Places called Saint or Mount something or other often have the name abbreviated as St. or Mt. something or other or even St or Mt something or other. To avoid confusion and multiple articles, the abbreviation should be avoided and the words spelled out in full, unless the official placename spelling uses the abbreviation.

Also avoid contractions like Turks & Caicos Islands but spell the conjuction too, so the article is named Turks and Caicos Islands.

Separating words

Separate words with a single space character rather than apostrophes, dashes or hyphens, unless the place name is normally spelled that way.


Spell numbers out, unless they are actually part of the name. For example, use Eight mile junction instead of 8 mile junction as the number is spelled out on signs, though Route 66 or Highway 2 should be used if the names are normally displayed that way or if the number is routinely displayed on its own.

Non-alphabetic characters

Try to avoid using non-alphabetic characters, even when they are actually part of the name. The following characters should be avoided if possible.

  • & - Ampersand: Used in web page address to indicate the parameters of a query string.
  • : - Colon: Separates the wiki article namespace from an article name. Should only use with valid name spaces.
  • # - Hash or Pound mark: Used in web page address to indicate a section.
  • . - Period: Used in web page address to separate domain names.
  • ? - Question mark: Used in web page address to indicate the start of a query string.
  • ' - Single Quote: Used in HTML to enclose strings. May cause page errors.
  • / - Slash: Separates a major page from a sub page.

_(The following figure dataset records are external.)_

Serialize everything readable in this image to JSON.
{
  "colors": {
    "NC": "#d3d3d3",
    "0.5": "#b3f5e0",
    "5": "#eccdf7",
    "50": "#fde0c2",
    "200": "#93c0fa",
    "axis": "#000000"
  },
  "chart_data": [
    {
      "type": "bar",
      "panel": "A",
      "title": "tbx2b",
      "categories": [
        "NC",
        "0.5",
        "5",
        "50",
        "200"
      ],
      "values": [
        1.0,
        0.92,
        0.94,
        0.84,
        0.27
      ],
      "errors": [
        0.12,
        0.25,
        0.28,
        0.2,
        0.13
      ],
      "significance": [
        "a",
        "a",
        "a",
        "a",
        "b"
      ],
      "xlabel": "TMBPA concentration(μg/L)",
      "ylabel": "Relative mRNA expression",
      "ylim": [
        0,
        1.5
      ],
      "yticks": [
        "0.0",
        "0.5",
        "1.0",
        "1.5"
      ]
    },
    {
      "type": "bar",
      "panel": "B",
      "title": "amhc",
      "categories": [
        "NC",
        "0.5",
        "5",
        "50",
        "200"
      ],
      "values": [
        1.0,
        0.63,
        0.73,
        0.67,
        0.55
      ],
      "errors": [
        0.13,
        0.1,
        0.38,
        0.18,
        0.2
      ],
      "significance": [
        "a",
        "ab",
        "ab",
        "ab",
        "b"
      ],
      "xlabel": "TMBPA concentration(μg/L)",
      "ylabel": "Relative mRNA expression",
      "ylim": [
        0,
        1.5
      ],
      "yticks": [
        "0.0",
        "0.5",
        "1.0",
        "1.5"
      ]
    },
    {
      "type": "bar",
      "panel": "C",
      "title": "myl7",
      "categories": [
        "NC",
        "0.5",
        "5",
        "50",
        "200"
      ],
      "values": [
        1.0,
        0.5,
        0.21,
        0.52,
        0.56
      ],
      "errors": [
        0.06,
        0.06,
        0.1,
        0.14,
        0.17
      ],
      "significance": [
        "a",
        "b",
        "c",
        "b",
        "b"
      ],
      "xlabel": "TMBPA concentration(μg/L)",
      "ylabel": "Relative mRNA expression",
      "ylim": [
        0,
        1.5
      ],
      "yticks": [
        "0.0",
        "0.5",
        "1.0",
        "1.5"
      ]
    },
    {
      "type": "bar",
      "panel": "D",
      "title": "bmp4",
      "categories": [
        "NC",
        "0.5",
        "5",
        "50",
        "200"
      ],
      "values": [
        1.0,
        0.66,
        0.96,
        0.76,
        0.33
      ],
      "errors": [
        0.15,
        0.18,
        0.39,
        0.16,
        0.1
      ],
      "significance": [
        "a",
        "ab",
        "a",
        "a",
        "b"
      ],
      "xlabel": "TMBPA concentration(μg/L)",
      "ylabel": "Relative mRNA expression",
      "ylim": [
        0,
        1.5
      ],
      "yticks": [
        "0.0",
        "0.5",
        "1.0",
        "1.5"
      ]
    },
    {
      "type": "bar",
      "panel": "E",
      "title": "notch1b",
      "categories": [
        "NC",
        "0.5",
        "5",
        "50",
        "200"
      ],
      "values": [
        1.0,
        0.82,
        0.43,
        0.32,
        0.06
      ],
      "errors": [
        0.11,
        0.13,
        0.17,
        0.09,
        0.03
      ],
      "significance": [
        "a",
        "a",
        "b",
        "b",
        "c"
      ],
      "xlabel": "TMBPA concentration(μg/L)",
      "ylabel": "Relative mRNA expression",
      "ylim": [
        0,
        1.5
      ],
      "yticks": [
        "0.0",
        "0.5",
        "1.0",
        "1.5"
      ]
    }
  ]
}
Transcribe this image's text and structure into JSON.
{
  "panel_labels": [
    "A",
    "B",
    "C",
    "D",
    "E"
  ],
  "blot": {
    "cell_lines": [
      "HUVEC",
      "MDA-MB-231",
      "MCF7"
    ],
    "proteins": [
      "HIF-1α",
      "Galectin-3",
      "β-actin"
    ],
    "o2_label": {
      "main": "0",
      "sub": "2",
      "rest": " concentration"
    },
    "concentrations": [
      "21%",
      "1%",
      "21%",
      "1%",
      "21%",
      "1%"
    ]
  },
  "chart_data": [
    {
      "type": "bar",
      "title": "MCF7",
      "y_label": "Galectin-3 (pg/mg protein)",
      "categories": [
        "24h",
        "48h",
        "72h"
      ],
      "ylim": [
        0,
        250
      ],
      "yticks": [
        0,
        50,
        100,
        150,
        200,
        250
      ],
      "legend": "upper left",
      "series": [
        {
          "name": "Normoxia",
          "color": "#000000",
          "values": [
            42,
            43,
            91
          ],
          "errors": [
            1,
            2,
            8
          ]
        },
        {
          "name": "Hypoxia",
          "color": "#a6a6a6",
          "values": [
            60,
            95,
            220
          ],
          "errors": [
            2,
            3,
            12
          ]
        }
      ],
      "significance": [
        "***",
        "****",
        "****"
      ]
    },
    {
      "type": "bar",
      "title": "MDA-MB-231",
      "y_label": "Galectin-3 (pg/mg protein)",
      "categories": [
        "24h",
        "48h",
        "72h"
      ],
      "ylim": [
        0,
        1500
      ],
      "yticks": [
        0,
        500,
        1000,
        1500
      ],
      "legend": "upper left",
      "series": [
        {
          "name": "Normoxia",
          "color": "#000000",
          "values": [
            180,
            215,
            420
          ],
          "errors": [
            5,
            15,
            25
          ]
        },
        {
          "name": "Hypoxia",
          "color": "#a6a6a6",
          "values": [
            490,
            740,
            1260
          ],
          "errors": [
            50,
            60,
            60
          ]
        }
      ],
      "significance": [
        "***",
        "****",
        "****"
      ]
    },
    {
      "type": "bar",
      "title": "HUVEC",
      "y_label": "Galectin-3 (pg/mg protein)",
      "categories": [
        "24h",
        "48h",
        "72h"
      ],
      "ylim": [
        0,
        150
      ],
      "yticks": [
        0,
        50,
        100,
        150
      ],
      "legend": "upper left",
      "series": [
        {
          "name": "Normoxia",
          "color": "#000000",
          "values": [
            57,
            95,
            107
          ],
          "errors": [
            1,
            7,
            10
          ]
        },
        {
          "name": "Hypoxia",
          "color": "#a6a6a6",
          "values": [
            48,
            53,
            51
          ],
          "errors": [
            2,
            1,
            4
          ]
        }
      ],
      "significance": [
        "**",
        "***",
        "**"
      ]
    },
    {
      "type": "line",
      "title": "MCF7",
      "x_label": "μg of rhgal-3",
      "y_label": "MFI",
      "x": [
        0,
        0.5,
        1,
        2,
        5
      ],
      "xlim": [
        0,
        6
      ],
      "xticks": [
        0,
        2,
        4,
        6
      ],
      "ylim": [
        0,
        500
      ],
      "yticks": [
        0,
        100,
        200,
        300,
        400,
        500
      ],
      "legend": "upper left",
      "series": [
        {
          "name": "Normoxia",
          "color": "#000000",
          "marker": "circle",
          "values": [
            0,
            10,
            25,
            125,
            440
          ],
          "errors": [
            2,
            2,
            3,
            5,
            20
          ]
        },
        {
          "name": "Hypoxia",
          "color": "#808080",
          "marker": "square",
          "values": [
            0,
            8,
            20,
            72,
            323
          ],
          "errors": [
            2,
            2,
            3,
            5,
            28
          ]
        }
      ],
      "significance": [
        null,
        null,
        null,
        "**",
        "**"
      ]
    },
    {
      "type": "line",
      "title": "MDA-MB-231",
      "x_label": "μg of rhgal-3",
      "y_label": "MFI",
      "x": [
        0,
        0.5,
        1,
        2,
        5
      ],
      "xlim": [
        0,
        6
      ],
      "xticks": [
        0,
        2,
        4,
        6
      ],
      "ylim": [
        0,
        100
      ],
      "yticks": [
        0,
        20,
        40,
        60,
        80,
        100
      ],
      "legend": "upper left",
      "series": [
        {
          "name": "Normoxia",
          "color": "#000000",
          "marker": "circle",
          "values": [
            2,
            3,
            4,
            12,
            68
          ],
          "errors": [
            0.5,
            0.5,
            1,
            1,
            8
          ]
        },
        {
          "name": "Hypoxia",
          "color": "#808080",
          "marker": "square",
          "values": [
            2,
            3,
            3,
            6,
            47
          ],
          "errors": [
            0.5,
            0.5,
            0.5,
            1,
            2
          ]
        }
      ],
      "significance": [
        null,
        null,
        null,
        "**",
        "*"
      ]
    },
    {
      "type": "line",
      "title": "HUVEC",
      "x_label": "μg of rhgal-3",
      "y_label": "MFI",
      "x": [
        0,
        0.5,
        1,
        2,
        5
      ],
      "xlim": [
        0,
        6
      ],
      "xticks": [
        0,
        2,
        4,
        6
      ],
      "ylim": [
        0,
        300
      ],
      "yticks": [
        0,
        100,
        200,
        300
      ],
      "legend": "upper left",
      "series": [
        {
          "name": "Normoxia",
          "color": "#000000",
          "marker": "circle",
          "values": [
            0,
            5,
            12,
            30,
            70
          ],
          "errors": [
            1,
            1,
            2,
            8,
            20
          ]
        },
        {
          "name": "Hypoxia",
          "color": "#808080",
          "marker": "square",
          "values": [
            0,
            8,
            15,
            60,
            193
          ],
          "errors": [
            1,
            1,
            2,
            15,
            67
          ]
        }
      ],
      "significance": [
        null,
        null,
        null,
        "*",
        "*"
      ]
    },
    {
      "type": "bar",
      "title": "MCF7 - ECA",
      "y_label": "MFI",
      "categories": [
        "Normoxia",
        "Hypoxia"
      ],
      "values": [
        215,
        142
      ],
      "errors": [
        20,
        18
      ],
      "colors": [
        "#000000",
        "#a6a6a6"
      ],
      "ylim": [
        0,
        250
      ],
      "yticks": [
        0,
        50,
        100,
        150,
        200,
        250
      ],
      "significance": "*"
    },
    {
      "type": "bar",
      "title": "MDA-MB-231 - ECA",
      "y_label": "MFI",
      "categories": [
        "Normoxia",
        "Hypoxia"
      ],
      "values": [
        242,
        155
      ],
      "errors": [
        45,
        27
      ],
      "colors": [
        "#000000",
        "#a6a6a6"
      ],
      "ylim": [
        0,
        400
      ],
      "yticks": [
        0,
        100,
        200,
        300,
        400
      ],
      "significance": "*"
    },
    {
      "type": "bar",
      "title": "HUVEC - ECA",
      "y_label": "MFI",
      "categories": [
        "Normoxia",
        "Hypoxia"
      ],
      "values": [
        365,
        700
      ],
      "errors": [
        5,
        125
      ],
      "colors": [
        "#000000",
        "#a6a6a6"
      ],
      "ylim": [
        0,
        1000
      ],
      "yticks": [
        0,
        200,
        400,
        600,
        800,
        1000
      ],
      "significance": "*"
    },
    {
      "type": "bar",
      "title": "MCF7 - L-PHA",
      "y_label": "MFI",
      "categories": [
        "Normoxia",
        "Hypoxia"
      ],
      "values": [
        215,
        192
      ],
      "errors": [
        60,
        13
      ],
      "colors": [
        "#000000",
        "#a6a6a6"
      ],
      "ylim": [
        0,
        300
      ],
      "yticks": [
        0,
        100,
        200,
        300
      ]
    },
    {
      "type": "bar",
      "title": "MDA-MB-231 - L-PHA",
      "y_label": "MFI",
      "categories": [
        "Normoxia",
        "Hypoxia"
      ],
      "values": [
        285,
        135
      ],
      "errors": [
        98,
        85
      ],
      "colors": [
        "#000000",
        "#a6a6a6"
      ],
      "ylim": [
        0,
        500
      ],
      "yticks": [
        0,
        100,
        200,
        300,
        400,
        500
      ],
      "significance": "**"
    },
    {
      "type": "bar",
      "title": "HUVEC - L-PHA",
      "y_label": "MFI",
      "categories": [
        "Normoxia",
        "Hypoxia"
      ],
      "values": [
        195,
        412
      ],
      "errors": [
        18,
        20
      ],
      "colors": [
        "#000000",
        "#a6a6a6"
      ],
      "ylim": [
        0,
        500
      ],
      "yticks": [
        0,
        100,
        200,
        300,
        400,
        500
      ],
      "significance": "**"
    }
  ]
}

These and other special characters in article names may produce unexpected results. You could find the article to be unaddressable, unable to be moved easily or pages that link to the article may produce errors.

For example:

Section headings

Section headings should follow most of the same formatting conventions as article titles. Section headings should usually come from the appropriate article template for a destination.

Region names

Many regions have local names that work well in the Wikitravel hierarchy, such as the Green Mountains or the Ozarks. In other cases the most common name might use a directional indicator, such as Northeast Ohio; in these cases it is important to remember to use the common name and to avoid the temptation to create a region with a name like "Northeast (Ohio)". In this case, someone visiting Ohio is not going to visit Northeast, they will be visiting Northeast Ohio. Exceptions to this rule include such regions as the Midwest (United States of America); the commonly used name really is the Midwest.